The ACT throws seven passages at you and expects you to finish in 35 minutes. You don’t want to waste any time. The best strategy to make sure you work quickly here is to read the paragraphs just as slowly as you need to get an idea of what the experiment’s about. You don’t need to memorize anything, but at the end you should be able to say roughly what the experiment was about. Same thing goes for the charts and graphs – don’t bother poring over them, just figure out what data each figure represents and keep going. You don’t need to spend more than a minute or so on this, because you should also…
The type of ACT science question that comes up the most (and is also the easiest!) asks you to find a piece of information from a graph or chart, and quite often it’ll even tell you which one to look at. These questions are practically free points! You just look back at the passage, find the place where the question pointed you, and look up the piece of information. Don’t second-guess yourself; these questions can look intimidating, but they’re usually asking very straightforward things.

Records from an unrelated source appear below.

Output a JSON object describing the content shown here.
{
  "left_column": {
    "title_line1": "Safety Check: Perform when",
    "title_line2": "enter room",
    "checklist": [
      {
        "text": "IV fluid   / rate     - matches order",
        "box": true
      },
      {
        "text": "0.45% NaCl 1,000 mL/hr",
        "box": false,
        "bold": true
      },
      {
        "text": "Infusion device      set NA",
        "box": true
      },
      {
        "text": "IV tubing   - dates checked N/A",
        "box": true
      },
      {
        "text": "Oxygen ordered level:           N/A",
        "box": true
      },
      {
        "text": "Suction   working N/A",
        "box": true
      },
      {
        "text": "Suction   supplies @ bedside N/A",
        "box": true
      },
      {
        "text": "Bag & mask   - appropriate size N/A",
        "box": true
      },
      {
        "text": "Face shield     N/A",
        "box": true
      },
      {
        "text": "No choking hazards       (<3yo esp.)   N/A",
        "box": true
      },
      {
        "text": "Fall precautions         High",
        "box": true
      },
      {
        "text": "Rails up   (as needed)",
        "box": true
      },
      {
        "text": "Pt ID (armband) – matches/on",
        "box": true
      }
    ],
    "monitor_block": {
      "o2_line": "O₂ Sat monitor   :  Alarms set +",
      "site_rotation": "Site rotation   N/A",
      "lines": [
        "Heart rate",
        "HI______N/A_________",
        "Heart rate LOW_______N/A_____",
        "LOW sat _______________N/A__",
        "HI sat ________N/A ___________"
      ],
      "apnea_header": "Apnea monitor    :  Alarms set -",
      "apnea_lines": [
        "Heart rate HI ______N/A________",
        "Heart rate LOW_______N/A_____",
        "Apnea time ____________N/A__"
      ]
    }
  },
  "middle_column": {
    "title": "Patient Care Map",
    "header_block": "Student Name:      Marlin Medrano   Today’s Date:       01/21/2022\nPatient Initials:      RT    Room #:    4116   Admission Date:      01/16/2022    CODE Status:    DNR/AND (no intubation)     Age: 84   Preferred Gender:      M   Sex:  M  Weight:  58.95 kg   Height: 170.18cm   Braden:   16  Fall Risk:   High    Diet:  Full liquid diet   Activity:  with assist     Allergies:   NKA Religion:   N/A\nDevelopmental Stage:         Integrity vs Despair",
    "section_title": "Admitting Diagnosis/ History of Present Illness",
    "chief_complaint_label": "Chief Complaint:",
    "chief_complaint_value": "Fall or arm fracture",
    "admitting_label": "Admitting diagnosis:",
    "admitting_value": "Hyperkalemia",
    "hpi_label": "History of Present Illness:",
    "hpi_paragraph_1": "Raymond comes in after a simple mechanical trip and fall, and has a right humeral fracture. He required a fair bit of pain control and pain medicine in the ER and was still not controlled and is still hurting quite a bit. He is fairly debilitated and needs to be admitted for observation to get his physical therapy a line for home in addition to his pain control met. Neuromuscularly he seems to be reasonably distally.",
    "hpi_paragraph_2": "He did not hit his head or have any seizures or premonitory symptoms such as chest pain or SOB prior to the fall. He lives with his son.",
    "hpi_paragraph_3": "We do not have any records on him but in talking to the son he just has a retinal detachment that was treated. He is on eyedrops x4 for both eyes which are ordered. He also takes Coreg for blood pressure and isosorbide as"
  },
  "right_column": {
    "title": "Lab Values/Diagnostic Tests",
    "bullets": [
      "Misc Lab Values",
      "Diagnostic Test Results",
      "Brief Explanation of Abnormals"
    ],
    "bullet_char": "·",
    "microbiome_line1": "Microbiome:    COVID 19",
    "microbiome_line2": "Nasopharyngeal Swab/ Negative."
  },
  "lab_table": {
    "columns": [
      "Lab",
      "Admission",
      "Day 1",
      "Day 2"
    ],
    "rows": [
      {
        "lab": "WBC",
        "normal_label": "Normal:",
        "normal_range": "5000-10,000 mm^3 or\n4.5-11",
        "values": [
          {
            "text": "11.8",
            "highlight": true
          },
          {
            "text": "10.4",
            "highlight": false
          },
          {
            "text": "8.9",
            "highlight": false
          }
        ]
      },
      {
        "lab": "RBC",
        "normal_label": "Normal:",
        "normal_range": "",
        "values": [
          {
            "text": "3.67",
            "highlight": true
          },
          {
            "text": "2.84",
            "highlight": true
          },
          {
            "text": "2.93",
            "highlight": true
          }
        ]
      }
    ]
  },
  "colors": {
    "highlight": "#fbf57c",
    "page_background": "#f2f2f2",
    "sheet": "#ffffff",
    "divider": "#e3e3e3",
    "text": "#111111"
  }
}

The other questions the ACT science test likes to ask have to do with finding patterns in data. Sometimes, they’ll ask you to look at two numbers and figure out what happens to one number if the other goes up or down. This is also pretty easy! You’ll just have to look back at the passage, read the graph or chart, and figure out what the pattern is (or, if there’s no pattern, tell them the two numbers aren’t related at all). There’s hardly any math involved – you’re just looking at the graphs and saying that as one number increases, the other decreases, or increases, or stays the same, or…you get the idea.
I’m saying this one twice because it’s very important, but also because you might have to look back at the paragraphs to answer questions, too. Treat these exactly like you would any other question: Figure out what it’s asking, then go back and look where it tells you to look for the answer. You aren’t reading the passage to memorize it; you’re reading it to make a sort of mental road-map. That way, when a question asks you about erupting volcanoes, you know where to look to find the paragraph that was all about erupting volcanoes!
And that’s it! I hope these tips are helpful to you, and remember that as useful as it can be to look up test-taking strategies, it’s even more useful to practice them before you actually take your tests.